In strijd tegen terreur is China een zeer belangrijke bondgenoot

Ook China kent zijn problemen met terrorisme. Niet zo vreemd dus dat het land zich wenst te voegen bij de internationale anti-terreurcoalitie. En daarin heeft China fundamentele voordelen ten opzichte van Amerika.

China veroordeelt de bloedige aanslag op de redactie van het Franse satirische magazine Charlie Hebdo in de krachtigste bewoordingen.

Een paar uur nadat twee of drie mannen dood en verderf in Parijs hadden gezaaid, kwam het Chinese ministerie van buitenlandse zaken – het was in Peking inmiddels middernacht geweest – met een persverklaring.

Het is meer dan de gebruikelijke blijk van medeleven als ergens in de wereld mensenlevens te betreuren zijn.

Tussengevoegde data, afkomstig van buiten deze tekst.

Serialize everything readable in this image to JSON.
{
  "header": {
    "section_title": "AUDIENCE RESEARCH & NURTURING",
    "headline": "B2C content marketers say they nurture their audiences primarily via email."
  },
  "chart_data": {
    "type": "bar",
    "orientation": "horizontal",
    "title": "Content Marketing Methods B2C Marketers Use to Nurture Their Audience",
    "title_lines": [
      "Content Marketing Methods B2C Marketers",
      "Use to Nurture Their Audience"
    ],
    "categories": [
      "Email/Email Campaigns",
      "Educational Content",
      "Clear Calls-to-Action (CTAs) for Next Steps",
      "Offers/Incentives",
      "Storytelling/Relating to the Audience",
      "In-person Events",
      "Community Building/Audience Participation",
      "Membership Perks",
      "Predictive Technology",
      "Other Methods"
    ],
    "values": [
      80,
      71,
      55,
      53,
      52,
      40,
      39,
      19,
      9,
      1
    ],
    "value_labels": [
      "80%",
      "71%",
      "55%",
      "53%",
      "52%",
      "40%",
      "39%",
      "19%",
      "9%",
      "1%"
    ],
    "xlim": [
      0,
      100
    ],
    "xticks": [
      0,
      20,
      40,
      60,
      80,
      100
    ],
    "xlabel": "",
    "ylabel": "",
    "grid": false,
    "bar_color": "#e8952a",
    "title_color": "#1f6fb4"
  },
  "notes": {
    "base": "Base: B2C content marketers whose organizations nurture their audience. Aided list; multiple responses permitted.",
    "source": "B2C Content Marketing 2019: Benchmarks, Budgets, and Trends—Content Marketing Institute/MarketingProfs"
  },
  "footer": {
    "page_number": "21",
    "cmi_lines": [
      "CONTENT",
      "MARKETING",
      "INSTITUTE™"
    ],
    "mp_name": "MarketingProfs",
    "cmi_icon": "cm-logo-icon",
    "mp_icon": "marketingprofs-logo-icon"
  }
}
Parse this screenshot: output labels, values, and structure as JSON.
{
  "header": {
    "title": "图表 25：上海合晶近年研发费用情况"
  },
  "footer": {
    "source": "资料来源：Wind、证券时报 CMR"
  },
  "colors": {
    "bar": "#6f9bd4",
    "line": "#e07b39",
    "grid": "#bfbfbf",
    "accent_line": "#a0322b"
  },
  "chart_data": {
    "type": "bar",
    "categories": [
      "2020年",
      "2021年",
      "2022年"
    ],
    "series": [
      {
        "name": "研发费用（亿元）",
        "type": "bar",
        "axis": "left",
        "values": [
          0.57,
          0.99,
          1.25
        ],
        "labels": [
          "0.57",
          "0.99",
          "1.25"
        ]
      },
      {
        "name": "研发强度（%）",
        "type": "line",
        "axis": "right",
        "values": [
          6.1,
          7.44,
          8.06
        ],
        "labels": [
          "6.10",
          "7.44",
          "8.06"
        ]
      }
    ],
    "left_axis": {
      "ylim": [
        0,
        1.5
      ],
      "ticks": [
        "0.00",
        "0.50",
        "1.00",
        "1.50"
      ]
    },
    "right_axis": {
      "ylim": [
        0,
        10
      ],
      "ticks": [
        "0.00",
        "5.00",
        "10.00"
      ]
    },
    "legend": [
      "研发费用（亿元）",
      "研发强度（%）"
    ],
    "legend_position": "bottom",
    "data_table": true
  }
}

China maakt zich grote zorgen over moslimextremisme en het land heeft daar goede redenen voor.

Nieuwe fase

Het land heeft al jaren te kampen met onrust in de autonome regio Xinjiang. In het uiterste noordwesten van de Volksrepubliek broeit een gevaarlijke mix van maatschappelijk onbehagen en moslimextremisme.

Een groep die zich de Oost-Turkestan Islamitische Beweging noemt, wil zich langs gewelddadige weg afscheiden van China en een eigen staat op islamitische grondslag vestigen.

In de afgelopen maanden is hun geweld een nieuwe fase ingegaan. Aanslagen beperken zich niet meer tot Xinjiang zelf, maar zijn ook naar de straten van grote Chinese steden als Peking en Kunming gebracht.

Niet alleen symbolen van de overheid en de partij vormden hier het doelwit, maar ook willekeurige burgers: toeristen op het Tiananmenplein in de hoofdstad of treinreizigers op het station van Kunming.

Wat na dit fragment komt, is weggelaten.